Rabbits came late to the Pilliga Forest and didn’t achieve great enough numbers to suppress the seedlings, as the rat kangaroos had, until the 1890s. There was little more growth of pine or scrub until 1951, when a huge fire germinated seeds soaked by heavy rain in 1950. At the same time myxomatosis destroyed the rabbits, and, as Rolls writes, ‘the lovely tangle that is the forest today came to life.’

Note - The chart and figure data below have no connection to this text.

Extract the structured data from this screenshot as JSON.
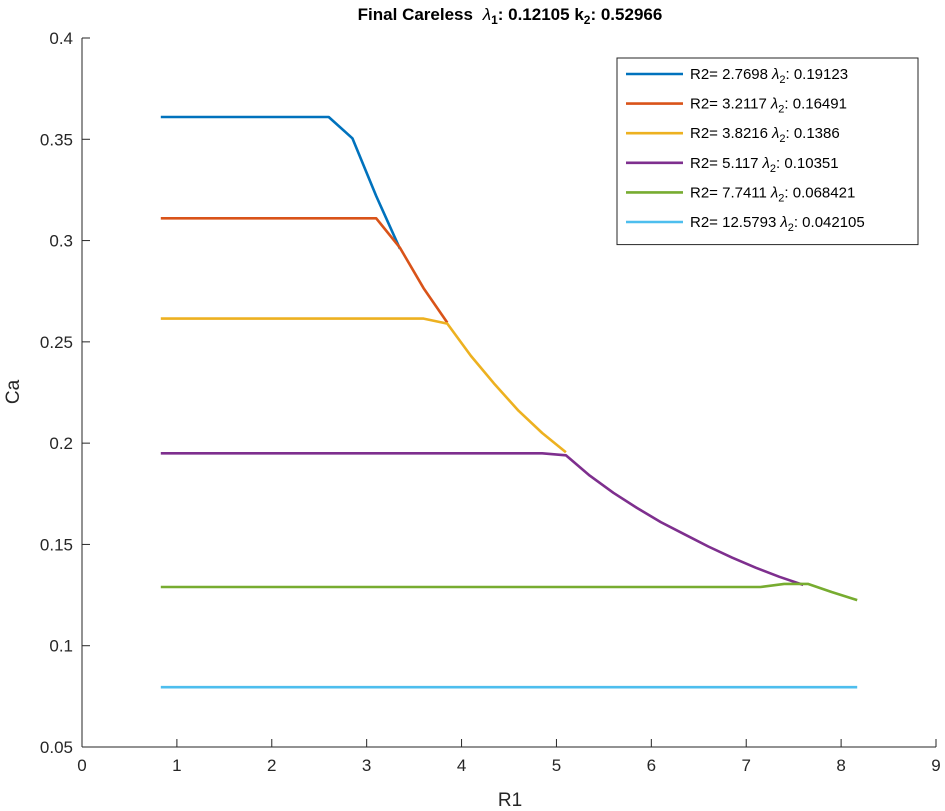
{
  "chart_data": {
    "type": "line",
    "title": "Final Careless",
    "title_parts": {
      "lambda_label": "λ",
      "lambda_sub": "1",
      "lambda_value": ": 0.12105",
      "k_label": " k",
      "k_sub": "2",
      "k_value": ": 0.52966"
    },
    "xlabel": "R1",
    "ylabel": "Ca",
    "xlim": [
      0,
      9
    ],
    "ylim": [
      0.05,
      0.4
    ],
    "xticks": [
      "0",
      "1",
      "2",
      "3",
      "4",
      "5",
      "6",
      "7",
      "8",
      "9"
    ],
    "yticks": [
      "0.05",
      "0.1",
      "0.15",
      "0.2",
      "0.25",
      "0.3",
      "0.35",
      "0.4"
    ],
    "grid": false,
    "legend_position": "top-right",
    "series": [
      {
        "name": "R2= 2.7698",
        "lambda_value": ": 0.19123",
        "color": "#0072BD",
        "points": [
          [
            0.83,
            0.361
          ],
          [
            2.6,
            0.361
          ],
          [
            2.85,
            0.3505
          ],
          [
            3.1,
            0.322
          ],
          [
            3.35,
            0.296
          ]
        ]
      },
      {
        "name": "R2= 3.2117",
        "lambda_value": ": 0.16491",
        "color": "#D95319",
        "points": [
          [
            0.83,
            0.311
          ],
          [
            3.1,
            0.311
          ],
          [
            3.35,
            0.2965
          ],
          [
            3.6,
            0.2765
          ],
          [
            3.85,
            0.2595
          ]
        ]
      },
      {
        "name": "R2= 3.8216",
        "lambda_value": ": 0.1386",
        "color": "#EDB120",
        "points": [
          [
            0.83,
            0.2615
          ],
          [
            3.6,
            0.2615
          ],
          [
            3.85,
            0.259
          ],
          [
            4.1,
            0.243
          ],
          [
            4.35,
            0.229
          ],
          [
            4.6,
            0.216
          ],
          [
            4.85,
            0.205
          ],
          [
            5.1,
            0.1955
          ]
        ]
      },
      {
        "name": "R2= 5.117",
        "lambda_value": ": 0.10351",
        "color": "#7E2F8E",
        "points": [
          [
            0.83,
            0.195
          ],
          [
            4.85,
            0.195
          ],
          [
            5.1,
            0.194
          ],
          [
            5.35,
            0.184
          ],
          [
            5.6,
            0.1755
          ],
          [
            5.85,
            0.168
          ],
          [
            6.1,
            0.161
          ],
          [
            6.35,
            0.155
          ],
          [
            6.6,
            0.149
          ],
          [
            6.85,
            0.1435
          ],
          [
            7.1,
            0.1385
          ],
          [
            7.35,
            0.134
          ],
          [
            7.6,
            0.13
          ]
        ]
      },
      {
        "name": "R2= 7.7411",
        "lambda_value": ": 0.068421",
        "color": "#77AC30",
        "points": [
          [
            0.83,
            0.129
          ],
          [
            7.15,
            0.129
          ],
          [
            7.4,
            0.1305
          ],
          [
            7.65,
            0.1305
          ],
          [
            7.9,
            0.1265
          ],
          [
            8.17,
            0.1225
          ]
        ]
      },
      {
        "name": "R2= 12.5793",
        "lambda_value": ": 0.042105",
        "color": "#4DBEEE",
        "points": [
          [
            0.83,
            0.0795
          ],
          [
            8.17,
            0.0795
          ]
        ]
      }
    ]
  }
}
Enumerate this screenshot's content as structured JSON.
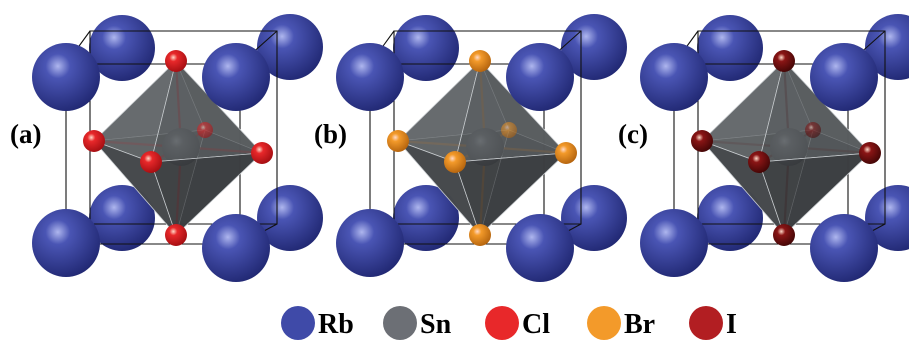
{
  "panels": [
    {
      "label": "(a)",
      "halide": "Cl",
      "halide_color": "#e8282a",
      "halide_dark": "#a00c10"
    },
    {
      "label": "(b)",
      "halide": "Br",
      "halide_color": "#f39a2a",
      "halide_dark": "#b0600c"
    },
    {
      "label": "(c)",
      "halide": "I",
      "halide_color": "#8a1515",
      "halide_dark": "#3f0505"
    }
  ],
  "atom_colors": {
    "Rb": "#4a55b4",
    "Rb_dark": "#1f2670",
    "Sn": "#5a5d62",
    "octahedron": "#555a5c"
  },
  "legend": [
    {
      "symbol": "Rb",
      "color": "#3f4aa8"
    },
    {
      "symbol": "Sn",
      "color": "#6c6f75"
    },
    {
      "symbol": "Cl",
      "color": "#e8282a"
    },
    {
      "symbol": "Br",
      "color": "#f39a2a"
    },
    {
      "symbol": "I",
      "color": "#b21e22"
    }
  ]
}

The highest praise I can sing for A Million Wild Acres, which I have never really stopped reading for long, is that it defies classification. Les Murray calls it ‘a deeply disobedient book’ in his 1985 essay ‘Eric Rolls and Golden Disobedience’. In the scope and economy of its narrative, he compares the book to an Icelandic saga. Rolls’s ‘golden disobedience’, he suggests, is towards literary convention, in his innate freewheeling ability to transcend the conventional boundaries between fiction and non-fiction, and between the ‘human’ and ‘natural’ worlds. In attempting nothing less than a complete account of his large subject, says Murray, the book’s enterprise may be seen as Proustian. Rolls introduces us to a gigantic cast of timber-getters, sleeper-cutters, rabbiters, trackers, rogues, outlaws, charcoal-burners, pig-hunters, farmers and cattle-drovers. As Les Murray notes, ‘They appear with the sudden naturalness of old friends mentioned in a fireside yarn’, yet they hardly stand out from the presentation of the interrelated non-human world, and everyone is accorded the dignity of a name, including the walk-on players. It is a naturally democratic book, and Eric Rolls emerges as part of the place, struggling with the competing demands of his farm as he writes the book. The writer himself comes to seem a million wild acres, speaking for a forest crammed with human histories and natural histories. Rolls’s great book works through the accretion of striking detail, portrait and anecdote, so the Pilliga Forest grows in the imagination like an Aboriginal dot-painting: Les Murray calls Rolls’s way of writing history ‘almost pointillist’. It is by no means extravagant to call this book, as many people do, an Australian classic, according to Italo Calvino’s definition of a classic as a book that has not finished saying what it has to say. That must be what drew me to reread the book again and again and eventually compelled me to go to meet its author and explore some of the Pilliga for myself. The first time I met Eric and his wife Elaine Van Kempen we spent several days up the big river fishing in Sojourner, the wooden boat that is kept under their house beside the Camden River on the New South Wales Coast at Camden Haven, and we wandered the old-growth coastal forests of big eucalypts together. This time, two years later, I was returning to make the journey inland with him back to his old haunts in the Pilliga Forest.